Essentials to Design a resistance training program in children
Designing a resistance training program is a dynamic process that starts by determining the individual’s needs for training and the achievable training goals that is program individualisation, If includes the exercise prescription process, assessment of training progress and development of target achievement based on the individual’s needs. To be able to do this, a professional must determine the values of certain variables, which are what muscle actions to use, the resistance to use, the training volume (both number of sets and repetitions), repetition velocity among other variables. More important, the clinician should be able to change any of these variables to meet the individual’s specific need (Kraemer and Ratamess, 2004). Once a child is judged healthy to participate in a resistance-training program, the next step is to perform a needs analysis to set the resistance training goals through answering questions centred on the goals of resistance training. Some key questions are what are the injury or health concerns that should limit the exercise or its intensity, second, what type of equipment to use whether free weights, machines, medicine balls; the answer to this question should consider availability and child’s preferences. Third, what is the objective training frequency and are there time limitations to influence the workout duration. Fourth, what muscle groups need training and if more than one, what prioritisation schedule the particular child needs. Fifth, what types of muscle actions are targeted, concentric, eccentric or isometric the child needs, finally is the overall objective of training for a sport or an activity (Kraemer and Ratamess, 2004).
After a successful resistance training program, it is important to plan for a maintenance program, which is a resistance training program to keep the achieved level of fitness and muscular strength. In this case, configuring the feature-benefit of the program is of prime importance and may necessitate reducing the training volume, frequency and intensity (Kraemer and Ratamess, 2004).

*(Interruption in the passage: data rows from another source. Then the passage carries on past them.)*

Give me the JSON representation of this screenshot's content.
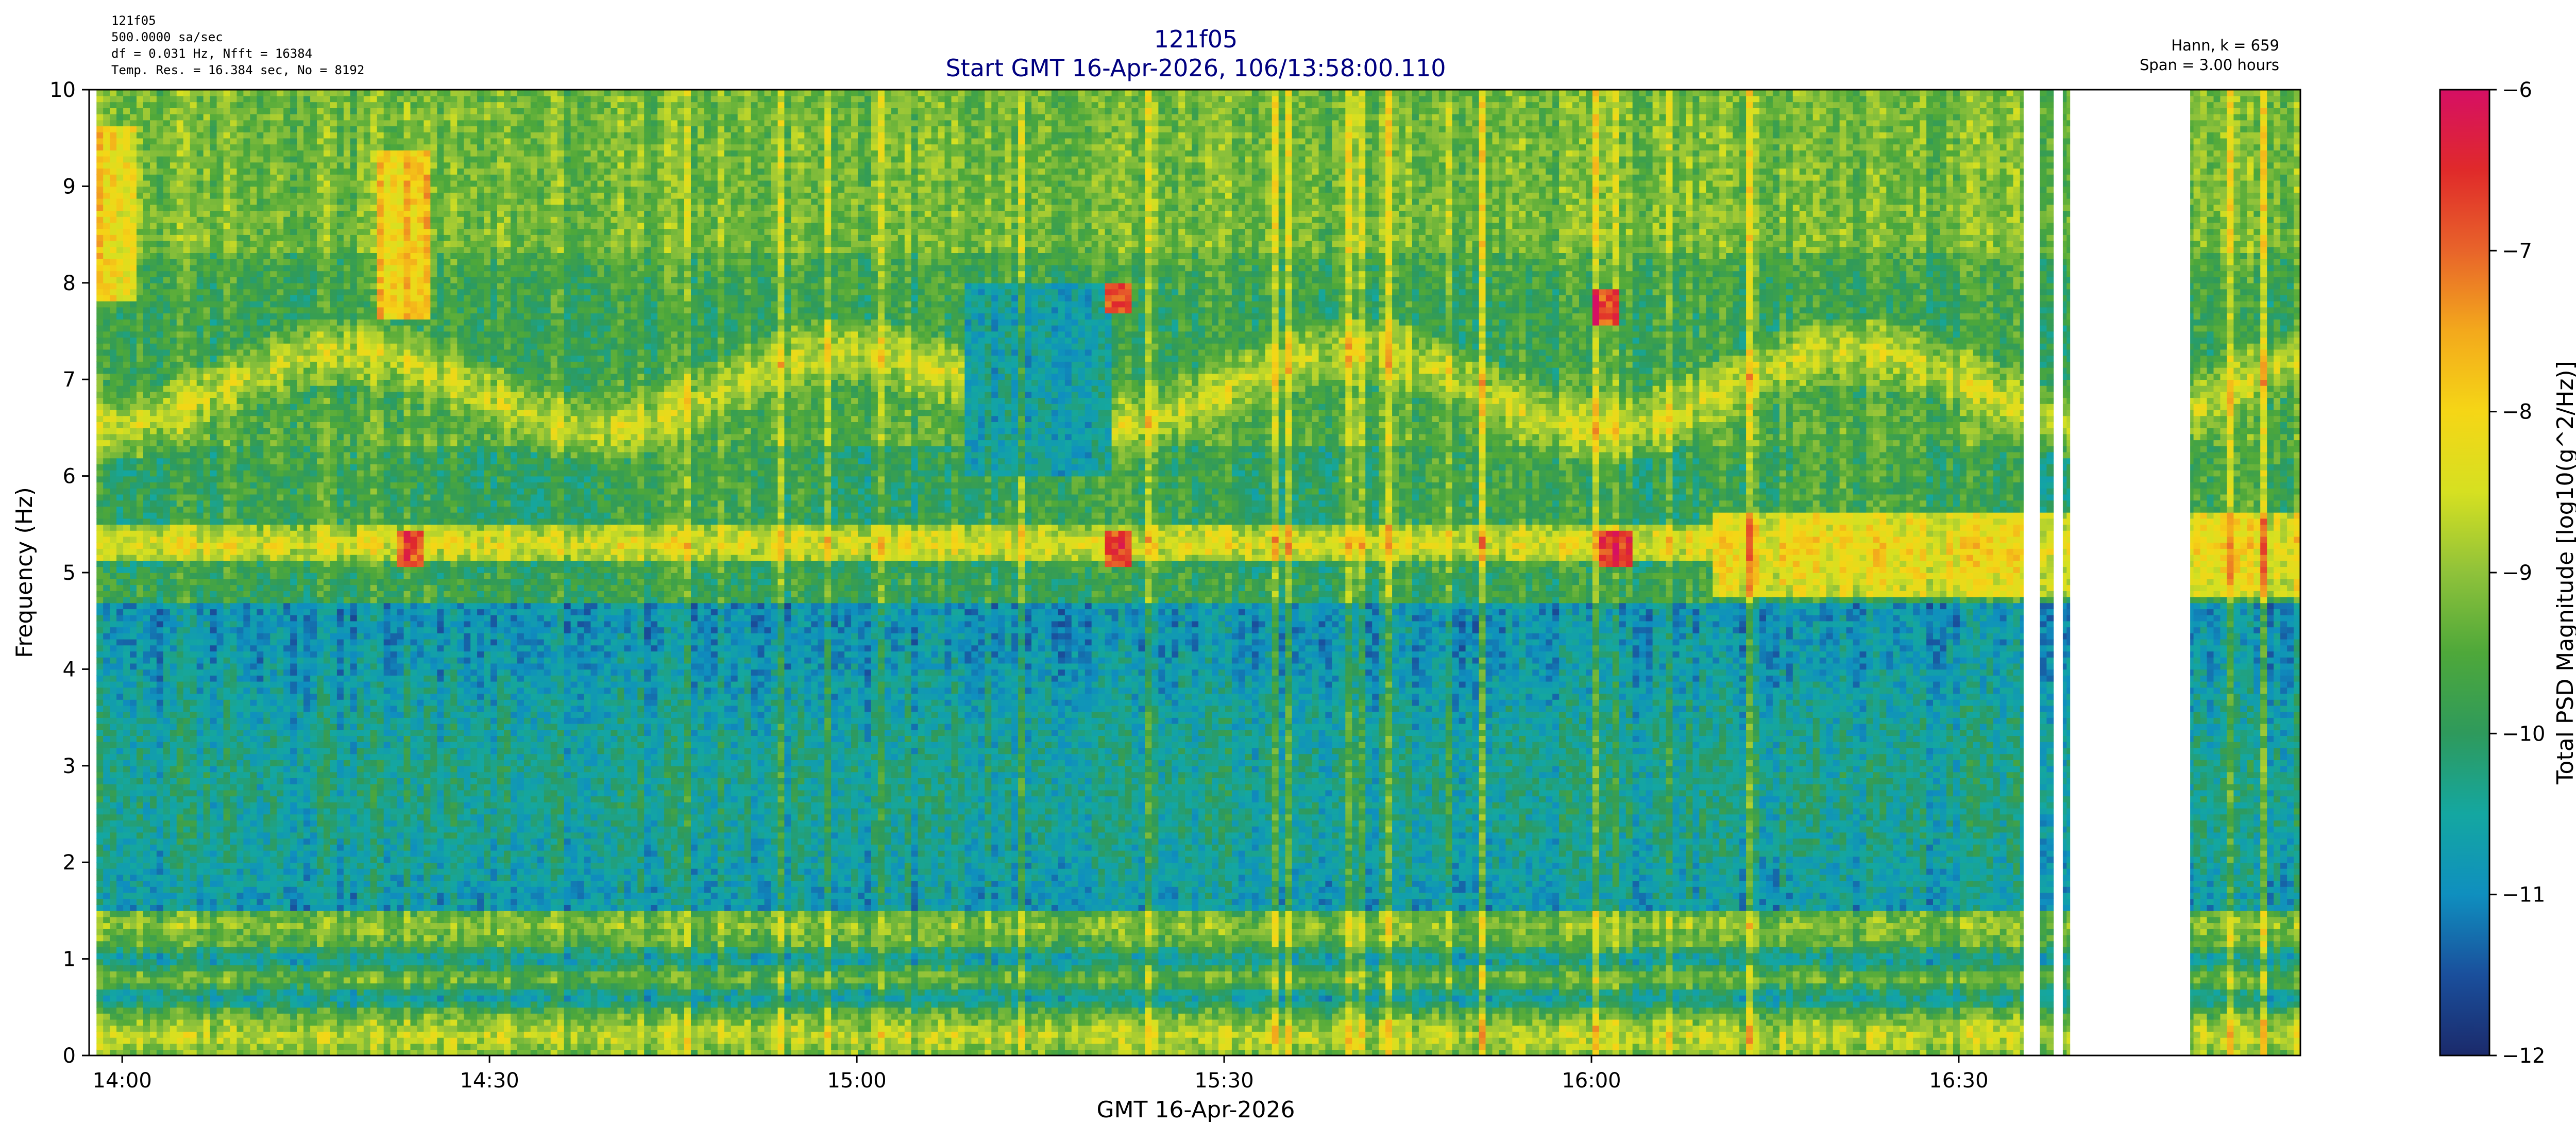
{
  "chart_data": {
    "type": "heatmap",
    "header_left": [
      "121f05",
      "500.0000 sa/sec",
      "df = 0.031 Hz,  Nfft = 16384",
      "Temp. Res. = 16.384 sec, No = 8192"
    ],
    "title": "121f05",
    "subtitle": "Start GMT 16-Apr-2026, 106/13:58:00.110",
    "header_right": [
      "Hann, k = 659",
      "Span = 3.00 hours"
    ],
    "xlabel": "GMT 16-Apr-2026",
    "ylabel": "Frequency (Hz)",
    "colorbar_label": "Total PSD Magnitude [log10(g^2/Hz)]",
    "x_start_minutes": 837.9,
    "x_end_minutes": 1017.9,
    "xlim_minutes": [
      837.3,
      1017.9
    ],
    "x_ticks": [
      {
        "minute": 840,
        "label": "14:00"
      },
      {
        "minute": 870,
        "label": "14:30"
      },
      {
        "minute": 900,
        "label": "15:00"
      },
      {
        "minute": 930,
        "label": "15:30"
      },
      {
        "minute": 960,
        "label": "16:00"
      },
      {
        "minute": 990,
        "label": "16:30"
      }
    ],
    "ylim": [
      0,
      10
    ],
    "y_ticks": [
      0,
      1,
      2,
      3,
      4,
      5,
      6,
      7,
      8,
      9,
      10
    ],
    "clim": [
      -12,
      -6
    ],
    "colorbar_ticks": [
      -12,
      -11,
      -10,
      -9,
      -8,
      -7,
      -6
    ],
    "colormap": [
      "#1b2a6b",
      "#1a4f9c",
      "#0f8fbf",
      "#14a7a1",
      "#2e9a5c",
      "#4ea83a",
      "#8fc23a",
      "#d6e021",
      "#f5d616",
      "#f3a91c",
      "#e8642a",
      "#e02a2a",
      "#d60f64"
    ],
    "gaps_minutes": [
      [
        995.3,
        996.5
      ],
      [
        997.8,
        998.5
      ],
      [
        999.1,
        1008.9
      ]
    ],
    "features": [
      {
        "kind": "horizontal_band",
        "freq_hz": 5.3,
        "level": -8.3
      },
      {
        "kind": "horizontal_band",
        "freq_hz": 0.2,
        "level": -8.6
      },
      {
        "kind": "horizontal_band",
        "freq_hz": 1.35,
        "level": -9.0
      },
      {
        "kind": "curved_band",
        "freq_min_hz": 6.5,
        "freq_max_hz": 7.3,
        "level": -8.4
      },
      {
        "kind": "hot_spot",
        "minute": 863.5,
        "freq_hz": 5.25,
        "level": -6.8
      },
      {
        "kind": "hot_spot",
        "minute": 921.5,
        "freq_hz": 5.25,
        "level": -6.8
      },
      {
        "kind": "hot_spot",
        "minute": 962.0,
        "freq_hz": 5.25,
        "level": -6.8
      },
      {
        "kind": "hot_spot",
        "minute": 921.3,
        "freq_hz": 7.85,
        "level": -6.9
      },
      {
        "kind": "hot_spot",
        "minute": 961.3,
        "freq_hz": 7.75,
        "level": -7.0
      }
    ]
  }
}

Thus, the key to a successful program design is proper planning for safety and prevention of injury and individualising resistance training, which may necessitate manipulating the program elements to suite a particular child.
Conclusions
Current evidence shows that resistance training in children is beneficial if conducted on individualized basis, in a safe environment and according to age appropriateness. It is beneficial to health, prevents childhood obesity and cardiovascular risks besides it benefits to self-esteem and other socio-psychological concerns. Resistance training programs are safe and tolerated provided program design considers proper progression in addition to attention to fun and enjoyment.